The pretty American
: An exasperated correspondent gets to the sports section of The Times, expecting a respite from politican spin, and gets this in a report by Selena Roberts:
A cyclist revealed what it’s like to perform without feeling the burden of the Bush administration’s policy on Iraq, without thinking about hostility by political association, without checking the preset limits on her freedom to express herself.
The cyclist didn’t censor her emotions at the end of Saturday’s women’s road race. She simply flashed an obscene gesture as she crossed the finish line.
And yet, she did not elicit worldwide glowering, morph into a microcosm of her country’s arrogance or become an example on the United States Olympic Committee’s most-wanted list of behavior miscreants.
That’s because she was not an ugly American. Judith Arndt was a German – no qualifiers attached…..
Not to despair, though. Track and field is still to come, and Maurice Greene is on the way. If there is a man unburdened by Bush politics, undisturbed by worldwide detractors, uncontrolled by the U.S.O.C. nannies, it’s Greene.
Says our sputtering correspondent:
Get it?

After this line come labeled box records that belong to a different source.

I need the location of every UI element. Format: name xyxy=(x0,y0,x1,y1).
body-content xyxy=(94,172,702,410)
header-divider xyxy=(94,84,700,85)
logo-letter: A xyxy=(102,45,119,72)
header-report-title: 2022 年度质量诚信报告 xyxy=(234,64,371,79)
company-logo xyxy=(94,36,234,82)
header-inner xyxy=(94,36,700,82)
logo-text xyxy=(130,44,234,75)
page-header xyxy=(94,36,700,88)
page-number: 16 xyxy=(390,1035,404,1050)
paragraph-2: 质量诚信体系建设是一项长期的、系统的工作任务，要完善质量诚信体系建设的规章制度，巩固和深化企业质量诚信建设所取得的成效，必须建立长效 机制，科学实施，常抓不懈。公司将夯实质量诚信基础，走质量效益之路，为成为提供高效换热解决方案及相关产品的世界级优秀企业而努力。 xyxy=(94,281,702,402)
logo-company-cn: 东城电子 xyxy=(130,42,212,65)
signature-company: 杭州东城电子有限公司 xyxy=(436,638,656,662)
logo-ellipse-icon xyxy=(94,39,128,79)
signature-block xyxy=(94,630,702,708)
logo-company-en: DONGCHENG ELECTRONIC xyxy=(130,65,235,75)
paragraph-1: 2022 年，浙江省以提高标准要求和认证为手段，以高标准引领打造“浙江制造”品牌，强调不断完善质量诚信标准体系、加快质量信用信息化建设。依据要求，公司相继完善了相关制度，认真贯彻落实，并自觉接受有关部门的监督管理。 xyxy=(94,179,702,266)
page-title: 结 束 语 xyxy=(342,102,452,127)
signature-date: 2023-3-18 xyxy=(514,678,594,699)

Roberts makes a thinly veiled case that it’s George Bush’s fault if America’s Olympic team underperforms, reasoning (1) Americans can’t win and be good sports at the same time (good sportsmanship dulls the “edge”); (2) Bush’s foreign policy is creating pressure on American athletes to act like good sports; (3) therefore, Bush is hurting our athletes’ chances to bring home Olympic gold….
Shots at Bush coming and going. On the freakin’ sports page.
Yeah, the Olympics aren’t political. And neither is The Times. And I am Mark Spitz.